Lawrence Waldron
Lawrence Waldron received his primary and secondary education in Trinidad, at Our Lady of Fatima in Laventille, and St. Mary’s College in Port-of-Spain respectively, before moving to New York in 1985. In 1993, he graduated from New York’s St. John's University with a BFA in Fine Arts, and attained an MFA in Illustration from School of Visual Arts in 1998. From 2000 to 2010 he did Ph.D. studies at the City University of New York’s Graduate Center in the subject of Pre-Columbian art and architecture, with minor concentrations in “Non-Western” (i.e., African, Asian, Native North American and Pacific Islander topics), Latin American and Modern art. He received his Ph.D. in 2010 after successfully defending his dissertation on early Amerindian ceramics of the Lesser Antilles.

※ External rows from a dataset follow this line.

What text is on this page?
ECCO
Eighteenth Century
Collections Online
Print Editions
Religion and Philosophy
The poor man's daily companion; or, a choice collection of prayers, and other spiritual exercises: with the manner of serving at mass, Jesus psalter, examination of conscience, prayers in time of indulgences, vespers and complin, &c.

For over a decade, Waldron has been an exhibiting artist, and an instructor of art history and studio art at St. John’s and the City University of New York. He has published and presented at conferences several essays on the arts of the ancient Americas; the colonial and modern Caribbean; South Asia and Southeast Asia; and Islamic Spain and Africa. He is currently conducting research on the architecture and music of Trinidad and Tobago alongside his ongoing research on the Pre-Columbian Caribbean.
He is a member of the International Association for Caribbean Archaeology, the Caribbean Studies Association and the Art Society of Trinidad and Tobago.